Candidature à gauche : le tour de Valls ?

Si François Hollande finissait par renoncer à la présidentielle de 2017, ou s’il était battu à la primaire de la gauche, Manuel Valls deviendrait sans doute pour la gauche la seule chance de figurer honorablement à l’élection présidentielle. Retrouvez cet édito paru dans « Marianne » dans son édition du 24 novembre, une semaine avant le renoncement effectivement de Hollande !

S’il est une qualité de la droite dont la gauche devrait bien s’inspirer, c’est l’intelligence des situations, et la capacité d’adaptation qui en découle. Sommée par ses chefs de file d’arbitrer entre Alain Juppé et Nicolas Sarkozy, elle a choisi François Fillon. Tranquillement. Sans états d’âme. A Neuilly, la ville de Sarkozy, on a voté à 57 % pour Fillon, à 22 % pour l’ancien maire Sarkozy et à 18 % pour Juppé. Tout est dit. Le verdict est sans appel : on a trouvé Sarkozy trop fou et Juppé trop flou.

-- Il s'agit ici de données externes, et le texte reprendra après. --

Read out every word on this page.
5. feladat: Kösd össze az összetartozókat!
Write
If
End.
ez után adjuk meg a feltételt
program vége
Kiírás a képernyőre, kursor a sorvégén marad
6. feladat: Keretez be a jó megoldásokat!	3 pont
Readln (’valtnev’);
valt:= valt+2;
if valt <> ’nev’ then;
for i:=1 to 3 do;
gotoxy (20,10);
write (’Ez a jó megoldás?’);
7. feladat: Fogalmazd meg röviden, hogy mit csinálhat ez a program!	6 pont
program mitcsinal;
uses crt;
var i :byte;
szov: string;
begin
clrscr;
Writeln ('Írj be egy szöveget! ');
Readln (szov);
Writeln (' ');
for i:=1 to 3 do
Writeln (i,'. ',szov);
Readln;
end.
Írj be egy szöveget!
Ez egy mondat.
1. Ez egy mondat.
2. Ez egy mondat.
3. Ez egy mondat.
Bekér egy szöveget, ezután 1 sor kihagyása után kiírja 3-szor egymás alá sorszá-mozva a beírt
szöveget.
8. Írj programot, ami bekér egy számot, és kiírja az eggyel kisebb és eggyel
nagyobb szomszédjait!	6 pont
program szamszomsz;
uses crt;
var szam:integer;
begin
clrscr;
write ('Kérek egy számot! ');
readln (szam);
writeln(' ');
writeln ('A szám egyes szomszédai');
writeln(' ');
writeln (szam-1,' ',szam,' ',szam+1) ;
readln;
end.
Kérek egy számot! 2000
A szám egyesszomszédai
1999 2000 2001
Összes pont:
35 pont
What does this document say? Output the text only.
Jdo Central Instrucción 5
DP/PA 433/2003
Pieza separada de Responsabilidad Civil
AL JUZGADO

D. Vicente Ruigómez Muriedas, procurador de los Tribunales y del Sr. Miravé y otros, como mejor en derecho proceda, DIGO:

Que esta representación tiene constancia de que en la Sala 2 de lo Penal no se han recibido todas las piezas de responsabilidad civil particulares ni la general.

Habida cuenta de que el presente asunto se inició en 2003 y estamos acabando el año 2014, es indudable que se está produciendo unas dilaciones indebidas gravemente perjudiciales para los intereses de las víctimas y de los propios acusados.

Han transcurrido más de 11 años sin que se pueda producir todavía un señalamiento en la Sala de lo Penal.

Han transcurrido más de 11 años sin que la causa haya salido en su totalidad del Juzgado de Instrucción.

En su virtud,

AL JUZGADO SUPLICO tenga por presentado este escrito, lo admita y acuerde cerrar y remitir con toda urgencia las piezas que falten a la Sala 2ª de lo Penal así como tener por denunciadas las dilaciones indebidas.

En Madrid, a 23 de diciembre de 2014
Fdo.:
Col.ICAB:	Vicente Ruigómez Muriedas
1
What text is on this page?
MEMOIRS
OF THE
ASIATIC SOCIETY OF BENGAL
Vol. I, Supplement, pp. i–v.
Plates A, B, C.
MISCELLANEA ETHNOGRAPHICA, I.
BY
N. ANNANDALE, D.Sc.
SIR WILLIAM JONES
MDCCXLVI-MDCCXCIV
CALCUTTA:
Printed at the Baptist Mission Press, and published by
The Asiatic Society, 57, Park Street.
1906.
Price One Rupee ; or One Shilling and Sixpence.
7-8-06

On a choisi un homme tranquille qui refuse la politique spectacle. Il l’a dit sans fioritures à un David Pujadas médusé, et en quelques instants s’est acquis une stature présidentielle.

Point n’est besoin, pour expliquer un mouvement aussi massif que soudain, qui a laissé pantois sondeurs et commentateurs, d’invoquer un jeu de billard compliqué, où, si j’ai bien compris, Sarkozy, en tirant à boulets rouges sur Bayrou pour déstabiliser Juppé, aurait tiré les marrons du feu pour Fillon… Les choses me paraissent beaucoup plus simples : l’électeur de droite est pragmatique et ne s’embarrasse pas d’idéologie. Sans chef d’orchestre clandestin, sans manifeste d’intellectuels dans le Monde et surtout sans manœuvres d’appareil, il est allé à celui qu’il jugeait le plus apte à faire gagner son camp. Il avait déjà procédé ainsi en 1974 quand d’un seul coup d’un seul, avec l’aide il est vrai du chef des transfuges Jacques Chirac, il avait envoyé aux pelotes son favori depuis deux ans, Jacques Chaban-Delmas, au profit du nouveau venu, Valéry Giscard d’Estaing. Aujourd’hui, Chaban se nomme Juppé et Giscard se nomme Fillon. C’est aussi simple que cela.

Comme la classe politique est incorrigible, à peine les résultats étaient-ils connus qu’elle s’est jetée sans réfléchir cinq minutes à ses deux exercices préférés : diaboliser le favori du suffrage et se répartir à nouveaux frais les parts de marché. Mais comme désormais les électeurs se donnent le malin plaisir de prendre systématiquement le contre-pied de ce que dit la classe opinante et régnante, la diabolisation risque d’être une fois de plus ce qu’elle a toujours été : l’arme des vaincus.

Quant aux parts de marché… A entendre ces augures, qui sont signes infaillibles d’erreur, la désignation par la droite d’un candidat vraiment de droite laisserait un grand espace au centre à un Macron, un Bayrou…

Je ne crois pas que les choses se passent ainsi. Les hommes publics et plus généralement les membres de la classe opinante sont devenus des épiciers, qui ne parlent que d’épicerie, avec l’élévation d’esprit de marchands de cacahouètes.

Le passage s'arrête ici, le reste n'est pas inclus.